Friday, April 12, 2013

Myth-busting, or Ken Livingstone is still a lying little shit

If there's one person I was just dying to hear from on Thatcher it was Ken Livingstone. He's keen to dispel the myths about Thatcher and Thatcherism. It's too close to the weekend for me to want to plough through the whole thing line by line, but here are just a few highlights.
Unlike previous governments, Thatcher's never commanded anything close to a majority in a general election.
The last Government to win an absolute majority in a general election was the National Government of 1931. That was something of an anomaly (given that this was explicitly a coalition party); the previous party to have won an absolute majority was Lord Salisbury's Conservative & Liberal Unionists in 1900. All Livingstone is doing is highlighting the re-birth of third party politics in the 1970s.
Thatcher's great friend Augusto Pinochet used machine guns to control labour, whereas Thatcher used the less drastic means of anti-union laws. But their goal was the same, to reduce the share of working class income in the economy.
Nonsense, and unpleasant nonsense to boot.
Thatcher's destruction of industry, combined with financial deregulation and the "big bang", began the decline of saving and accumulation of private- and public-sector debt that led directly to the banking crisis of 2008.
As we have seen, Big Bang was part of a trend of increased financial regulation in the 1980s. Livingstone is either too ignorant or too dishonest to acknowledge this. This also applies to his depiction of savings ratios: the ratio was consistently higher under Thatcher than it had been in the 1950s and 1960s, and appreciably higher than it was to become under Blair or Brown. To put it another way:
Savings and investments recorded their biggest rise in value in the 1980s with a real increase of 125%. The worst performing decade for savings and investment was the 1970s when their real value fell by 15%.
And then there's this:
Public investment was slashed. By the end of her time in office the military budget vastly exceeded net public investment. 
Here is a link to a graph showing UK Net Public Investment from 1970 to 2000 (page 14). It peaks in 1974/5 (just after the Healey budget we were talking about yesterday) at about £33bn (at 1999 prices). It then falls precipitously so that by the time Thatcher takes office it stands at about £14bn. It fluctuates thereafter, but by the time she leaves office it stands at roughly the same level. On that basis it's hard to say that it was slashed. Indeed, since a substantial proportion of NPI was made up of publicly owned companies, and given that these were largely privatised during the 1980s, it's clear that NPI in other areas must actually have increased.

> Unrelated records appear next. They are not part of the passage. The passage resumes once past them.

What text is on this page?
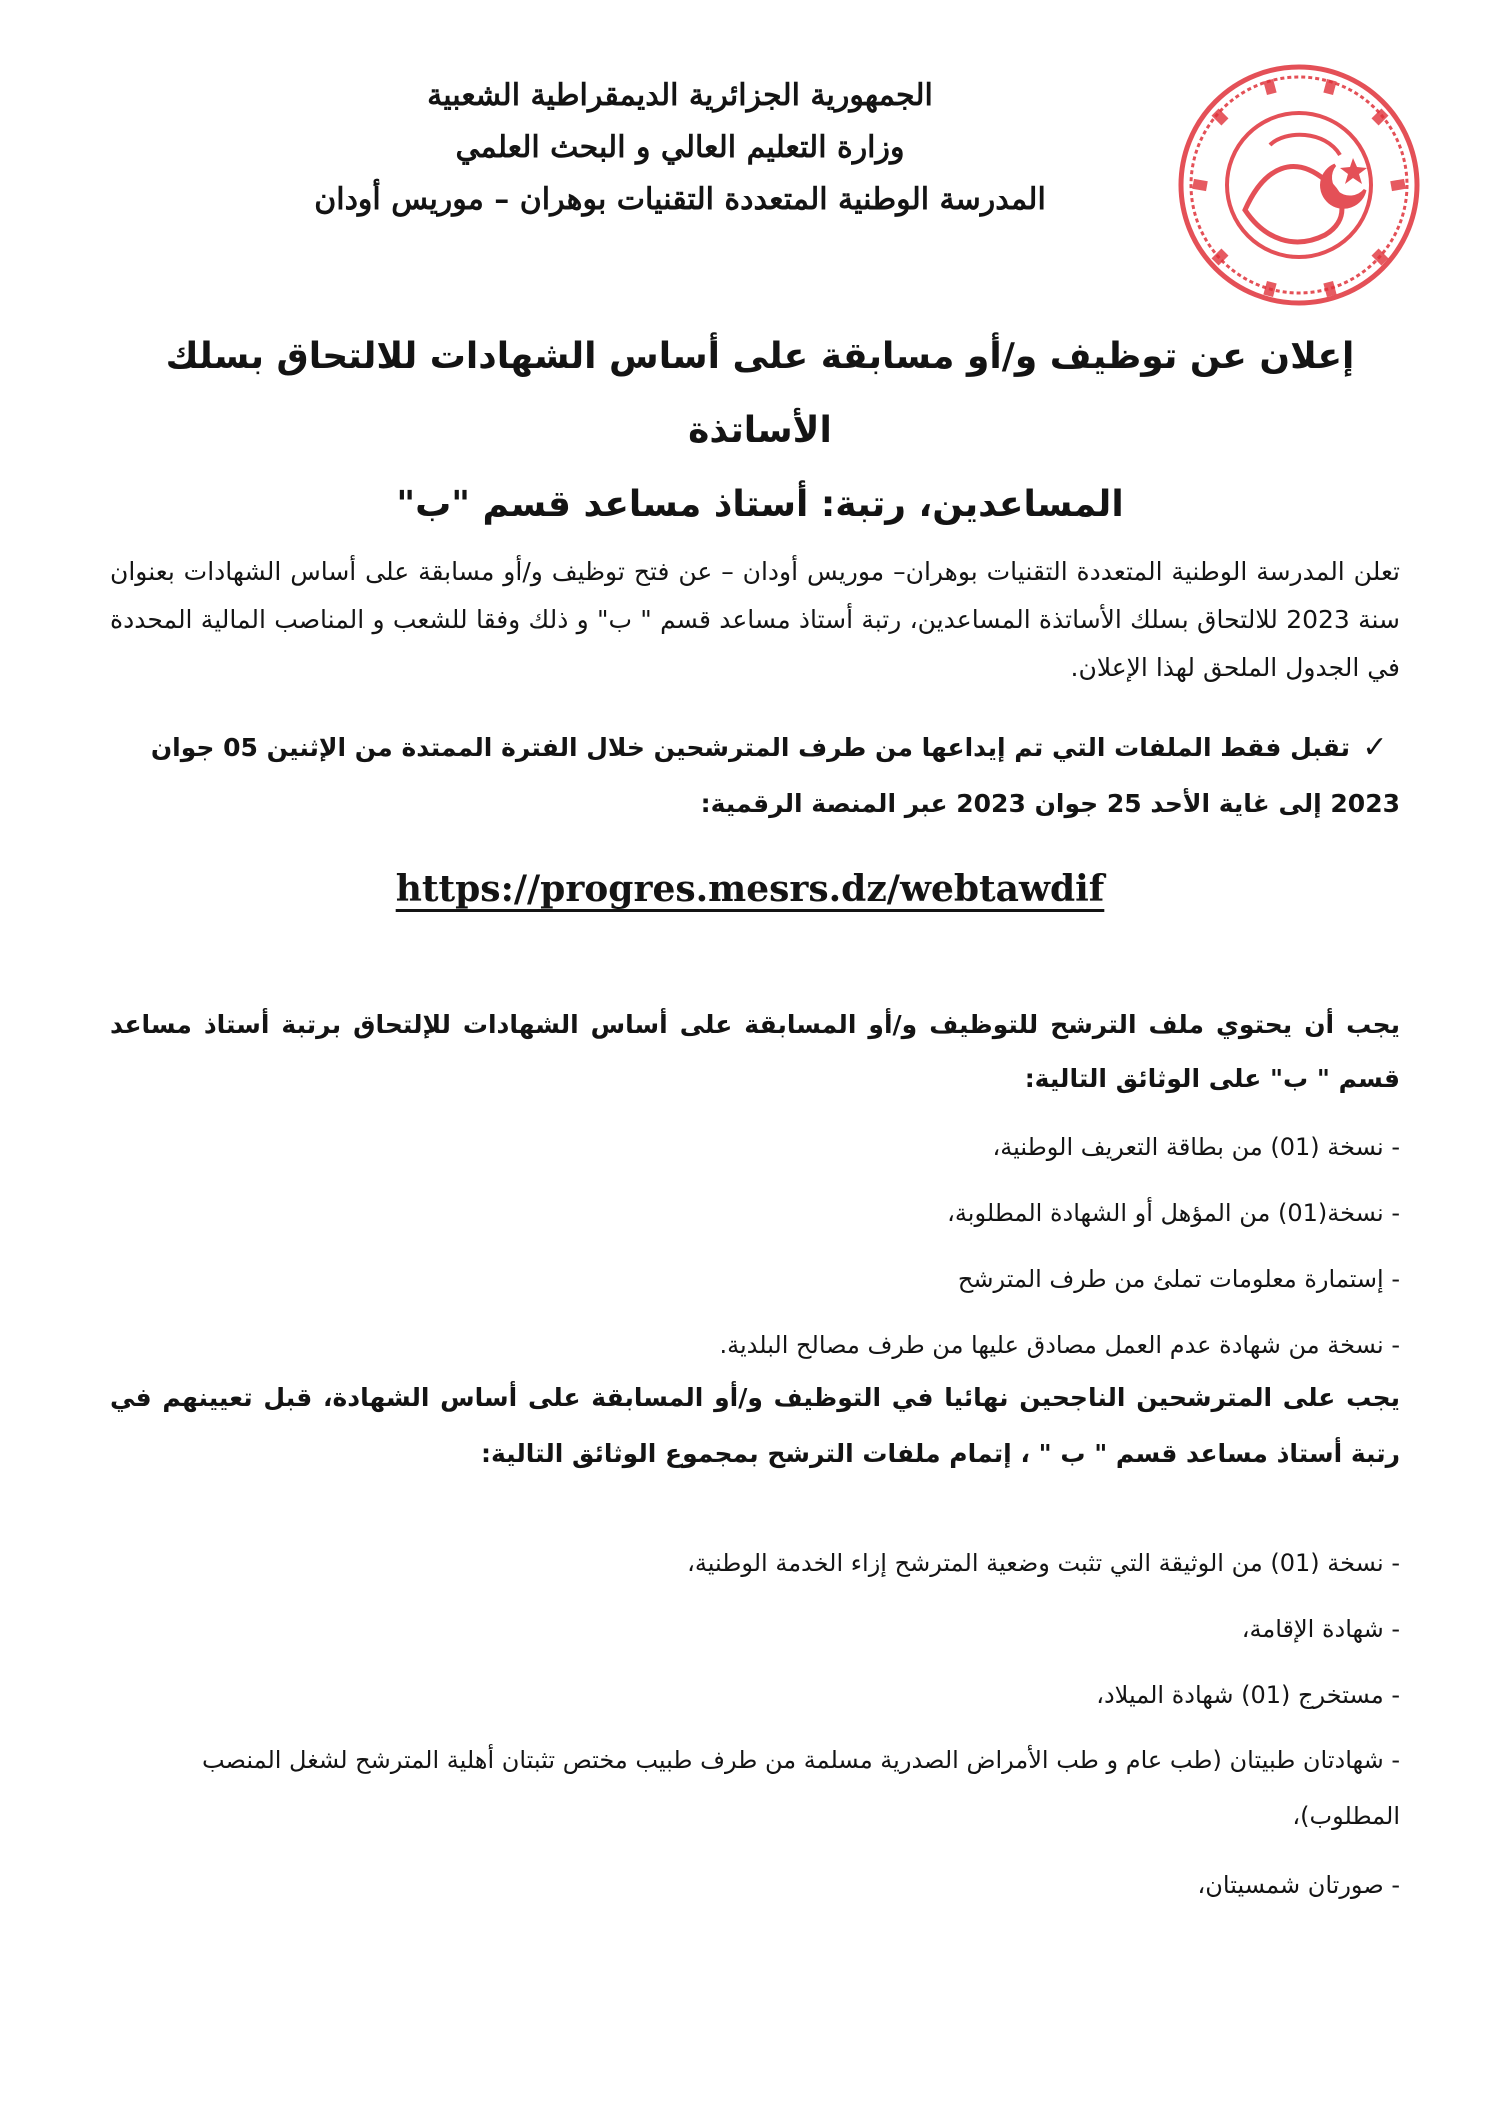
الجمهورية الجزائرية الديمقراطية الشعبية
وزارة التعليم العالي و البحث العلمي
المدرسة الوطنية المتعددة التقنيات بوهران – موريس أودان
إعلان عن توظيف و/أو مسابقة على أساس الشهادات للالتحاق بسلك الأساتذة
المساعدين، رتبة: أستاذ مساعد قسم "ب"
تعلن المدرسة الوطنية المتعددة التقنيات بوهران– موريس أودان – عن فتح توظيف و/أو مسابقة على أساس الشهادات بعنوان سنة 2023 للالتحاق بسلك الأساتذة المساعدين، رتبة أستاذ مساعد قسم " ب" و ذلك وفقا للشعب و المناصب المالية المحددة في الجدول الملحق لهذا الإعلان.
✓
تقبل فقط الملفات التي تم إيداعها من طرف المترشحين خلال الفترة الممتدة من الإثنين 05 جوان 2023 إلى غاية الأحد 25 جوان 2023 عبر المنصة الرقمية:
https://progres.mesrs.dz/webtawdif
يجب أن يحتوي ملف الترشح للتوظيف و/أو المسابقة على أساس الشهادات للإلتحاق برتبة أستاذ مساعد قسم " ب" على الوثائق التالية:
- نسخة (01) من بطاقة التعريف الوطنية،
- نسخة(01) من المؤهل أو الشهادة المطلوبة،
- إستمارة معلومات تملئ من طرف المترشح
- نسخة من شهادة عدم العمل مصادق عليها من طرف مصالح البلدية.
يجب على المترشحين الناجحين نهائيا في التوظيف و/أو المسابقة على أساس الشهادة، قبل تعيينهم في رتبة أستاذ مساعد قسم " ب " ، إتمام ملفات الترشح بمجموع الوثائق التالية:
- نسخة (01) من الوثيقة التي تثبت وضعية المترشح إزاء الخدمة الوطنية،
- شهادة الإقامة،
- مستخرج (01) شهادة الميلاد،
- شهادتان طبيتان (طب عام و طب الأمراض الصدرية مسلمة من طرف طبيب مختص تثبتان أهلية المترشح لشغل المنصب المطلوب)،
- صورتان شمسيتان،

In any event, the link to defence spending is fatuous. Defence spending fell precipitously as a proportion of GDP over the Thatcher years from roughly 13.5% to a mere 4% - but both figures were vastly in excess of the proportion spent on NPI, which peaked at under 7% in the early 1970s, and was roughly 2% when Thatcher took office. The "military budget vastly exceeded net public investment" at any period in UK history you could mention.

You're left with the perennial question: is Livingstone ignorant and unpleasant, or lying and unpleasant?

1 Comments:

Blogger Sean O'Hare said...

That's an easy one. He's ignorant, lying and unpleasant.